Sometimes food provides not just great tastes, but also a great experience. Such is the reward if an evening at The Frog. You may have to save for a while to afford such a treat, but it will prove more than worth it. In a great atmosphere, within which we were made to feel special, we enjoyed
the rich variety and art of the taster menu, each course explained at the table for us by its chef. Truly memorable.
A belated review after a midweek lunch in mid-February.

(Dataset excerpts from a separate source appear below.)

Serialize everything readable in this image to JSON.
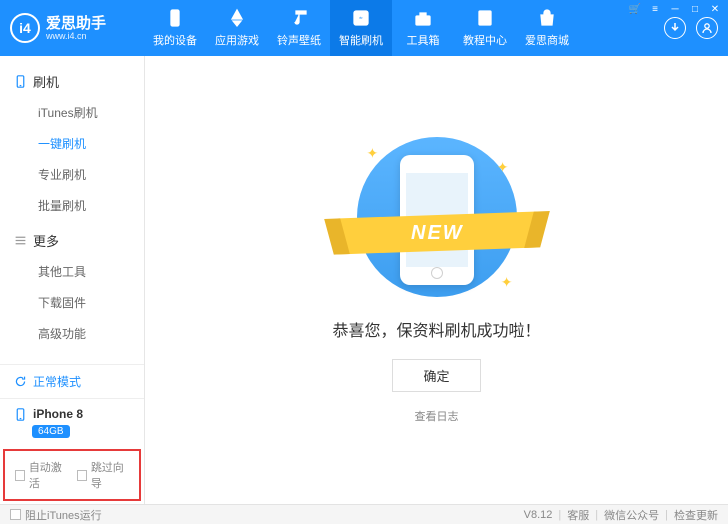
{
  "logo": {
    "badge": "i4",
    "title": "爱思助手",
    "url": "www.i4.cn"
  },
  "nav": [
    {
      "label": "我的设备",
      "icon": "device"
    },
    {
      "label": "应用游戏",
      "icon": "apps"
    },
    {
      "label": "铃声壁纸",
      "icon": "music"
    },
    {
      "label": "智能刷机",
      "icon": "flash",
      "active": true
    },
    {
      "label": "工具箱",
      "icon": "toolbox"
    },
    {
      "label": "教程中心",
      "icon": "book"
    },
    {
      "label": "爱思商城",
      "icon": "shop"
    }
  ],
  "sidebar": {
    "groups": [
      {
        "title": "刷机",
        "items": [
          {
            "label": "iTunes刷机"
          },
          {
            "label": "一键刷机",
            "active": true
          },
          {
            "label": "专业刷机"
          },
          {
            "label": "批量刷机"
          }
        ]
      },
      {
        "title": "更多",
        "items": [
          {
            "label": "其他工具"
          },
          {
            "label": "下载固件"
          },
          {
            "label": "高级功能"
          }
        ]
      }
    ],
    "status": "正常模式",
    "device": {
      "name": "iPhone 8",
      "capacity": "64GB"
    },
    "options": [
      {
        "label": "自动激活"
      },
      {
        "label": "跳过向导"
      }
    ]
  },
  "main": {
    "ribbon": "NEW",
    "message": "恭喜您，保资料刷机成功啦！",
    "confirm": "确定",
    "log_link": "查看日志"
  },
  "footer": {
    "block_itunes": "阻止iTunes运行",
    "version": "V8.12",
    "support": "客服",
    "wechat": "微信公众号",
    "update": "检查更新"
  }
}
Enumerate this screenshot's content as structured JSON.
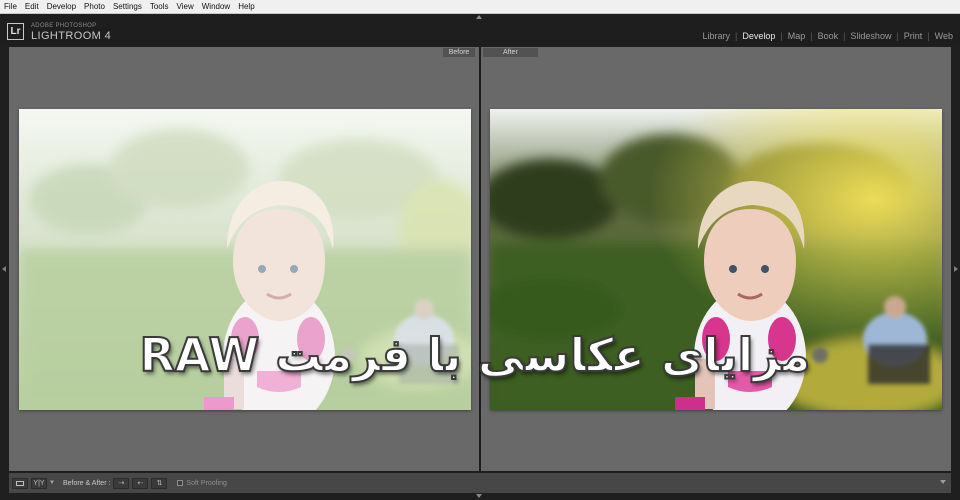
{
  "menu": [
    "File",
    "Edit",
    "Develop",
    "Photo",
    "Settings",
    "Tools",
    "View",
    "Window",
    "Help"
  ],
  "brand": {
    "logo": "Lr",
    "vendor": "ADOBE PHOTOSHOP",
    "product": "LIGHTROOM 4"
  },
  "modules": [
    {
      "label": "Library",
      "active": false
    },
    {
      "label": "Develop",
      "active": true
    },
    {
      "label": "Map",
      "active": false
    },
    {
      "label": "Book",
      "active": false
    },
    {
      "label": "Slideshow",
      "active": false
    },
    {
      "label": "Print",
      "active": false
    },
    {
      "label": "Web",
      "active": false
    }
  ],
  "view": {
    "before_label": "Before",
    "after_label": "After"
  },
  "overlay_text": "مزایای عکاسی با فرمت RAW",
  "toolbar": {
    "view_mode_icon": "loupe-view-icon",
    "yy_label": "Y|Y",
    "before_after_label": "Before & After :",
    "soft_proofing_label": "Soft Proofing"
  },
  "colors": {
    "accent_active": "#e8e8e8",
    "panel_bg": "#696969",
    "toolbar_bg": "#474747"
  }
}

Sublime food at The Frog and hearty congrats to the kitchen team for the tasty and well presented dishes served. Really impressive cooking! The restaurant space, both the inside and the covered exterior areas, are well designed and make for a comfortable yet informal modern dining space. However from the lunch experience on this occasion, there were shortfalls and I think it should be pointed out that there was a significant mismatch between the capabilities of the kitchen and an underwhelming front-of-house operation. Just not up to the high standards set by the excellent cuisine. The staff need to be more engaging and polished (e.g. I experienced distracted staff wandering the restaurant floor, poorly made coffee, menu + blackboard not accurately reflecting the beer offering). Because I am impressed by Adam Handling's commitment in the kitchen and his ambitions, I encourage him to drive a keen focus on developing a professional front of house as he rolls-out additional Frog restaurant locations, particularly as service expectations will only become heightened in a West-end London setting. If he gets service right, success will only be reinforced.
Food was amazing but service was poor. There is front of house staff that takes orders and brings checks. Food is brought to the table by the chefs. Useful if you have questions about preparation or ingredients but the kitchen staff don't offer a lot of commentary. Front of house staff seem to have all had training in avoiding eye contact with customers. It's nice nonetheless to have fine dining standard food in a casual establishment. It's probably more comfortable to sit in the covered outside area unless you want to watch the chefs in action in the open kitchen. The restaurant is not well ventilated so you can smell the deep fat fryer.
We ordered three starters from the Snacks section of the menu. I would encourage people to order the bread and chicken butter. The spongy spelt bread served us well for mopping up delicious sauces throughout the meal. The chicken butter was strange but intriguing having been infused with chicken skin and topped with crumbled chicken crackling. Doughnuts, cheese, truffle was good too. Two small beignets filled with cheese sauce and sprinkled with massive amounts of grated cheese and a little shaved truffle. There was also a little sprinkle of powdered blackened leek which added smokiness. Our last snack was disappointingly dull and a tiny portion. Potato, aubergine, miso were two little rolls of crisp potato filled with aubergine puree flavored with miso.
The dish of cauliflower, kimchee, harissa was the first of our bigger dishes from the British Tapas section of the menu to arrive. I think even cauliflower haters would like this. Florettes had been roasted to an aggressively brown level of toastiness. These were draped with slices of homemade kimchi which were sweeter and milder than commercial varieties. There were dots of harissa spiked mayo and onion puree on the plate. Fantastic flavor.
Our orders of burnt beef, and lamb with mash arrived at the same time. As the lamb dish was rich, we were advised to start with the beef. I loved this. I'd actually seen this dish cooked by Adam Handling on an episode of Saturday Kitchen. Medium rare bavette steak had been seared at an extremely high temperature and was very flavorful as a result. Chewy Jerusalem artichokes had been first roasted and then deep fried. As garnish there was garlicky sour cream and pickled baby onion that had been charred with a blow torch. A sprinkle of the charred leek powder was a finishing touch. A beautiful combination of meatiness, earthiness, acidity, smokiness and pungency.
The lamb shoulder was meltingly soft and didn't need to be cut with a knife. It was served with a sweetish ragout of minced lamb and tomato. Accompaniments were creamy mash, lamb jus flavored with mint oil and burnt onion. My companion, who loves comfort food, raved about this dish. For my taste, I preferred the clean and zingy flavor of the steak.
We were too full to sample any of the spectacular looking desserts being delivered to other tables.
The cheapest bottle of wine here is £30 so we opted for two glasses of house red at £6 and two bottles of South African pear cider for the same price. The pear cider was very dry and not too bubbly, so perfect for pairing with food. A better deal than the wine. A very filling lunch for two, including service and the £24 we spent on drinks came to £87. Very reasonable considering the staggering quality of the food.
We want to return to try the mac and cheese and some desserts.